In a case reminiscent of the legal battle that clouded the 2000 presidential election, a federal appeals court panel questioned Thursday whether California's recall vote should go forward because six counties still use the flawed punch-card voting system.

Lawyers for civil rights groups that want to stop the election argued that a statistical study showed 40,000 poor and minority voters might have their ballots excluded if punch-card ballots are used in the Oct. 7 election.

Ninth U.S. Circuit Court of Appeals Judge Harry Pregerson (search) noted during the hearing that the California secretary of state had found the punch-card system unacceptable because of errors.

"So we have to accept the unacceptable, is that what you're saying?" Pregerson asked lawyers representing the state.

In what appears to be the last major legal challenge to the recall, the panel heard nearly two hours of arguments. The panel did not say when a ruling would be issued, but lawyers said outside court that they expect a decision early next week.

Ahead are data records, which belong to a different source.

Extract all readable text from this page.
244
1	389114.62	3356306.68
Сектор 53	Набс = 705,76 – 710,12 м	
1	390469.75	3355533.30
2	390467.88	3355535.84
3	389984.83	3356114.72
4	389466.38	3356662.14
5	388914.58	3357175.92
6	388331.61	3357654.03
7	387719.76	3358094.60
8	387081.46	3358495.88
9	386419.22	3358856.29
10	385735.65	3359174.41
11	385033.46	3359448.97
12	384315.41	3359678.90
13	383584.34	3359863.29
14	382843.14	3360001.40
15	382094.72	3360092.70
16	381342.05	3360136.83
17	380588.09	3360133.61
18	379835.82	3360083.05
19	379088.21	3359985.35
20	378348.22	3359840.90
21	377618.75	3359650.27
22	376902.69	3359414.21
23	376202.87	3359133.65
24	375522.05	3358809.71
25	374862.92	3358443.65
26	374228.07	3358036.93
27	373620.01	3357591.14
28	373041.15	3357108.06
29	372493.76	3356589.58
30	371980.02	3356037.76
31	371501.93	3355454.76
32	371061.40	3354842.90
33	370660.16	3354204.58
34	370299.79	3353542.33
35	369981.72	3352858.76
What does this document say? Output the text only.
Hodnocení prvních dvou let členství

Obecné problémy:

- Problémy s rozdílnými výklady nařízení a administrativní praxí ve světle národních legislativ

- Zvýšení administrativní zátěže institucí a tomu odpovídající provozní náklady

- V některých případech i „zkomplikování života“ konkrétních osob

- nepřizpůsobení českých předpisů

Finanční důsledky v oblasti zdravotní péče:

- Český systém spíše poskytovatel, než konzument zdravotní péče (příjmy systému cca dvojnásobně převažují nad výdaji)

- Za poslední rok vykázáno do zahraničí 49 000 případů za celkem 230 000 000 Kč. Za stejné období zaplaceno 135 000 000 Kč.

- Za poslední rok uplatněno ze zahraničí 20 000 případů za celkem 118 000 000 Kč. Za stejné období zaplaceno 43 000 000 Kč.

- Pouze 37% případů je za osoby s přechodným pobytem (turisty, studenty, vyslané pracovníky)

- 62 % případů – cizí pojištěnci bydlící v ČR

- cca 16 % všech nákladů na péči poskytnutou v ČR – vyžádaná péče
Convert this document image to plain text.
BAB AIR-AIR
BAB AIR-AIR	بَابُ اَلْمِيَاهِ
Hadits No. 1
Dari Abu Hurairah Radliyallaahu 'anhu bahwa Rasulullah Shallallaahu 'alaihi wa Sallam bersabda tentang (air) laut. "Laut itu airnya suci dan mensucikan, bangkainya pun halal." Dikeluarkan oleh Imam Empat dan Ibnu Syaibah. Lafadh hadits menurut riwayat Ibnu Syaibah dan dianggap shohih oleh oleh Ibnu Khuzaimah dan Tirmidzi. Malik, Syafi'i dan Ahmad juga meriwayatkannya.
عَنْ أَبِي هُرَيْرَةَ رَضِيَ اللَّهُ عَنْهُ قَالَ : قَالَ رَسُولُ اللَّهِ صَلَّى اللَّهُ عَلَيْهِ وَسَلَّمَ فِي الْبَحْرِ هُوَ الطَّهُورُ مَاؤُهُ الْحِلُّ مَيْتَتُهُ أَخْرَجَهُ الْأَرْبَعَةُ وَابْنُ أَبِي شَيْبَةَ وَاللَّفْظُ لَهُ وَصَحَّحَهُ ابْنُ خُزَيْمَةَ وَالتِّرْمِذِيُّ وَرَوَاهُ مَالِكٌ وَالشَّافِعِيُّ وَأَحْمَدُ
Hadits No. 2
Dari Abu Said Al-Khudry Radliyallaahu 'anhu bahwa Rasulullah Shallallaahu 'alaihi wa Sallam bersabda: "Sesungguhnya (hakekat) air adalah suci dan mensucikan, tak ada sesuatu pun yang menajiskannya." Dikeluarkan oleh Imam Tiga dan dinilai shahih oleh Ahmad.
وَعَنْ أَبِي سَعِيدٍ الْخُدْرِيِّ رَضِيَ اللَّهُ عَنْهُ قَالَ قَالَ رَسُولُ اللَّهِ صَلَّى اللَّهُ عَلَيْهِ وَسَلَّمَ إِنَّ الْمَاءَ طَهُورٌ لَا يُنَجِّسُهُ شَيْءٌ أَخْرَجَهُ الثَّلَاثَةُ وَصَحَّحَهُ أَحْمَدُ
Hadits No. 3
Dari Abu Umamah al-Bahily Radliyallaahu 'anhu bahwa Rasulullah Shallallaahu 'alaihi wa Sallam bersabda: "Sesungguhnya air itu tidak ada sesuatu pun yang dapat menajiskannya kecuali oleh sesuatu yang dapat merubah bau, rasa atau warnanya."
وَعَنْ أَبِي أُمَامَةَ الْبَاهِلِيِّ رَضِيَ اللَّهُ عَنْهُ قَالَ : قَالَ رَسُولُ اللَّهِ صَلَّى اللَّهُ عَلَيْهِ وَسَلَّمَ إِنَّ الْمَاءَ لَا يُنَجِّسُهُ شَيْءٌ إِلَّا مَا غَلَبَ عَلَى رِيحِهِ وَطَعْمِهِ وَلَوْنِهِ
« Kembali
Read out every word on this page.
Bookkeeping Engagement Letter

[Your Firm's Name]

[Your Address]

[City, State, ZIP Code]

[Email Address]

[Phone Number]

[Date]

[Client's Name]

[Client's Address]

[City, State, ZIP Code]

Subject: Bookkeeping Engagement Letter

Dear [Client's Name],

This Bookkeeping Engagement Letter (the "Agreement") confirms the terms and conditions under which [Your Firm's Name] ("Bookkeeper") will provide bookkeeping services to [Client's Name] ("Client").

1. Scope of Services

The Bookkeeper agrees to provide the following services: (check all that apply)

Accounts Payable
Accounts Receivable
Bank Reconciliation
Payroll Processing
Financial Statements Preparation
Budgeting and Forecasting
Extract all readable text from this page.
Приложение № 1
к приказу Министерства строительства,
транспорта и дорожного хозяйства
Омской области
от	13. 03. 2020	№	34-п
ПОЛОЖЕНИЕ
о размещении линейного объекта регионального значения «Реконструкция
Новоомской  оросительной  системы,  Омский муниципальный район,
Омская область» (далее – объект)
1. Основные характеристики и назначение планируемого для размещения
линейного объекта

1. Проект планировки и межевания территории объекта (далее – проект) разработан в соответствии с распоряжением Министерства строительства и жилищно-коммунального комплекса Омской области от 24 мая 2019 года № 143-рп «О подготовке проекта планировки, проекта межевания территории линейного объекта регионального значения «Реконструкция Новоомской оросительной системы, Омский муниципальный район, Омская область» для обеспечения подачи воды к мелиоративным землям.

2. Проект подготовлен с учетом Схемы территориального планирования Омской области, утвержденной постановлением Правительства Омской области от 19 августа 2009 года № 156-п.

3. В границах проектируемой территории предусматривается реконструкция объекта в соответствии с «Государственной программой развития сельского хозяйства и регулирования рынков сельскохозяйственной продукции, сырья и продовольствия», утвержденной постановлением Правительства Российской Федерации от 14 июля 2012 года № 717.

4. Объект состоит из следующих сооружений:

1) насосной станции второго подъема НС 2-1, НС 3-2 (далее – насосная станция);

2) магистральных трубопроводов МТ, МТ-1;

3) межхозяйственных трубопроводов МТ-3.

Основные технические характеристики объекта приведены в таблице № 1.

If the justices delay the election, the state would appeal to the U.S. Supreme Court, Deputy Attorney General Doug Woods said. If the delay is upheld, the recall would be placed on the March presidential primary ballot, which is likely to benefit Gov. Gray Davis (search) because that election is expected to draw large numbers of Democratic voters.

Such a delay would change the race's dynamics by giving Davis more time to address the state's problems and force Arnold Schwarzenegger (search), the leading Republican candidate, into a longer campaign, said Raphael Sonenshein, a political scientist at California State University, Fullerton.

"I think support is not going to grow for the recall," he said. "I don't know if it's going to decline. But there's a much better chance it will decline by March than decline by October."

Thursday's hearing was held to consider an appeal of an Aug. 20 ruling by U.S. District Judge Stephen V. Wilson in Los Angeles, who said he would not delay the recall election because it would be acting against the will of the people.

The legal challenge echoes the problems with "hanging chads" and miscounted votes in Florida during the 2000 presidential election.

Recall proponents want to go forward using punch cards in Los Angeles, Mendocino, Sacramento, San Diego, Santa Clara and Solano counties. Those counties were previously ordered to replace the method with updated equipment by March.

Woods, representing the secretary of state, acknowledged during the hearing that the punch-card system has been found "obsolete, antiquated and unacceptable."

Still, there will have to be a transition period for using any new system, he said.

With the election less than a month away, Woods told the judges: "It's too late in the game to switcheroo."

The judges' questions were so tough that Woods also asked that he be given time to seek further review from the U.S. Supreme Court if the appeals court halts the election.

Another member of the panel, Judge Sydney Thomas, said, "The question is whether the difference in technologies is so stark it results in the dilution of votes."

Attorney Mark Rosenbaum, appearing for the American Civil Liberties Union (search), the NAACP, the Southern Christian Leadership Conference and the Southwest Voter Registration Education Project, told judges there are "grave federal interests" involving the Voting Rights Act and potential discrimination against poor and minority voters who may have difficulty with the punch-card ballots.

"Their votes will not be counted," Rosenbaum said. "Not only do we have vote dilution in these 40,000 cases, but we will have disenfranchisement."

The 40,000 figure cited by plaintiffs represents a possible number of excluded votes due to punch-card ballots as calculated by a statistical expert in election procedures.

At one point, Pregerson said he had considered the plight of voters who have had their recall polling places switched as a result of cost-cutting by cash-strapped counties.

"A lot of these folks get up early to work. They come in after a hard day's work and have to start looking for a new polling place," he said. "People are in a hurry. They go back to the old school where they thought they were supposed to vote and when it's not there they go home."

Woods, arguing on behalf of Secretary of State Kevin Shelley, who certified the election, said the average distance to a replacement polling places is half a mile.

"I thought about that too," Pregerson said. "A mother with four kids goes to where she thought the polling place was. She doesn't have a car or a chauffeur. A half-mile is a long way for her."